Brooks Robinson, who played his entire 23-year career with the Baltimore Orioles, has passed away of natural causes. He was 86.
His career was extraordinary. A reputation as perhaps the best defensive third baseman ever to play the game, nicknamed "Hoover" because he vacuumed up anything hit in his general direction. An 18-time All Star. Sixteen consecutive Gold Gloves. Four American League pennants and two World Championships. MVP of the 1970 World Series. A career total of 2,848 hits and 268 home runs. And, of course, election to the Baseball Hall of Fame.
In a lovely piece in this morning's Washington Post, sportswriter Dave Sheinin points out that Robinson was a good and decent man, kind to fans, humble about his celebrity, and available to all. "If you lived in Baltimore and never shook Brooksie’s hand, it’s because you never tried," he writes.
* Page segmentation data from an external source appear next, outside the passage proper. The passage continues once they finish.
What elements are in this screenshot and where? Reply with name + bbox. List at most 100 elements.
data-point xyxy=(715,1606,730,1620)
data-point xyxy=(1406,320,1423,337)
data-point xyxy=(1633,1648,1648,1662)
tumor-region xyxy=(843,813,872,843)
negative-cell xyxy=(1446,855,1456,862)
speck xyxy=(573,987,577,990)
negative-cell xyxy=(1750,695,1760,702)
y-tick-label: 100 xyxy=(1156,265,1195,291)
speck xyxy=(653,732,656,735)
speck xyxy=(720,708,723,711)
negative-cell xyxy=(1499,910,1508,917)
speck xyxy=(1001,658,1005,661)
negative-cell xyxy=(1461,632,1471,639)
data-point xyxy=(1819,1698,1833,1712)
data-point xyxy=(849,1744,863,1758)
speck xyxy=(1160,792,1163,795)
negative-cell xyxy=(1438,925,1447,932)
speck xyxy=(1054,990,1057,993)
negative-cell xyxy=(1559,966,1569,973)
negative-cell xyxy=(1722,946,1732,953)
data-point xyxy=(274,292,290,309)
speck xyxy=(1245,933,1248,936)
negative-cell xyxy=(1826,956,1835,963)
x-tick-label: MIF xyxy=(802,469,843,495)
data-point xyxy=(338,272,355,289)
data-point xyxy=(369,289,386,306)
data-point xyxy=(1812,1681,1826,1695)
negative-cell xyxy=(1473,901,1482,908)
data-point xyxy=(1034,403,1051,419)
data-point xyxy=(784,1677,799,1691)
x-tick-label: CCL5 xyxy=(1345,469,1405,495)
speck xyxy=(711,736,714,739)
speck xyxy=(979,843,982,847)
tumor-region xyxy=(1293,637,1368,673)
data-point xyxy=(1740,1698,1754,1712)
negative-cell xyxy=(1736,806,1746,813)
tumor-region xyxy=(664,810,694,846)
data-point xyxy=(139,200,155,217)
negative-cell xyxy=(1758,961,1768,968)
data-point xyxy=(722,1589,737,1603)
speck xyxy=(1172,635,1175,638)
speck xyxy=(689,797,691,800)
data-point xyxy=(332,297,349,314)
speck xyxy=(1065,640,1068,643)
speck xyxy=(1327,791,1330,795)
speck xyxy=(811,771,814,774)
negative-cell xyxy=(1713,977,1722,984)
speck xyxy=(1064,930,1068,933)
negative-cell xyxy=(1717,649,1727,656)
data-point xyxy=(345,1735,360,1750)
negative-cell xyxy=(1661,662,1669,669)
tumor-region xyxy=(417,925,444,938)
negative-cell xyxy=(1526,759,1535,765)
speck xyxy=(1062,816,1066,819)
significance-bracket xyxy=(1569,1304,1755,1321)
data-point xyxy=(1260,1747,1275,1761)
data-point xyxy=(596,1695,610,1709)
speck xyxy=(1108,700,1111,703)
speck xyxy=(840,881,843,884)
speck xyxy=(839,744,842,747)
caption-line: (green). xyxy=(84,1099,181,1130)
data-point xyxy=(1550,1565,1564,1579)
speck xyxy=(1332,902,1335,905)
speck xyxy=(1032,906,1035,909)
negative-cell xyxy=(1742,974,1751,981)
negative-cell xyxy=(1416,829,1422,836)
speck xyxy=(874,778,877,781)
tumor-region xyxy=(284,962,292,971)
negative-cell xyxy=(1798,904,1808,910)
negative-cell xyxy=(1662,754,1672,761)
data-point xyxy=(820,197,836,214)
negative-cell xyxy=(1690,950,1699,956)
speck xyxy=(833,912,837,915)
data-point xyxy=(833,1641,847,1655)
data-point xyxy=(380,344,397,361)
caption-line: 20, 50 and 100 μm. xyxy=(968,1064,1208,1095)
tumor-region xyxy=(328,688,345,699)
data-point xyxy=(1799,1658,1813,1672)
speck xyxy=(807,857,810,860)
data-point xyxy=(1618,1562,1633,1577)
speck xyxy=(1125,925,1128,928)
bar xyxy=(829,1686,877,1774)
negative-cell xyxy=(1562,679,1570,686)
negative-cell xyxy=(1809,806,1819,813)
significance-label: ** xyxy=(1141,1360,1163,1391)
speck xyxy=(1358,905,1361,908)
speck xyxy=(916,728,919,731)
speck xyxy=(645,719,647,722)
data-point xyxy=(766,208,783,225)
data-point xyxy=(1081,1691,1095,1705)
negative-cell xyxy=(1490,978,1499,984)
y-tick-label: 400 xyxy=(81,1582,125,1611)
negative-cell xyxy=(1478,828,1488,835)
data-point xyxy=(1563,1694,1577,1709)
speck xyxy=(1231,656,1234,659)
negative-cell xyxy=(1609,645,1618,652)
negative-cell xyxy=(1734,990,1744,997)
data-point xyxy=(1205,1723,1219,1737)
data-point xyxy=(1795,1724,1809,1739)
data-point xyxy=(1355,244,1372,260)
And, he quotes another sportswriter, R. Gordon Beard, who wrote in 1977 that while a candy bar was named for New York Yankees star Reggie Jackson, in Baltimore, “We name our children for him.”
"Celebrity is not the same as decency," Sheinin writes, "and not every hero is worthy of memorializing with something as personal and eternal as a child’s name — but Baltimore Orioles legend Brooks Robinson, who died Tuesday at 86, absolutely was."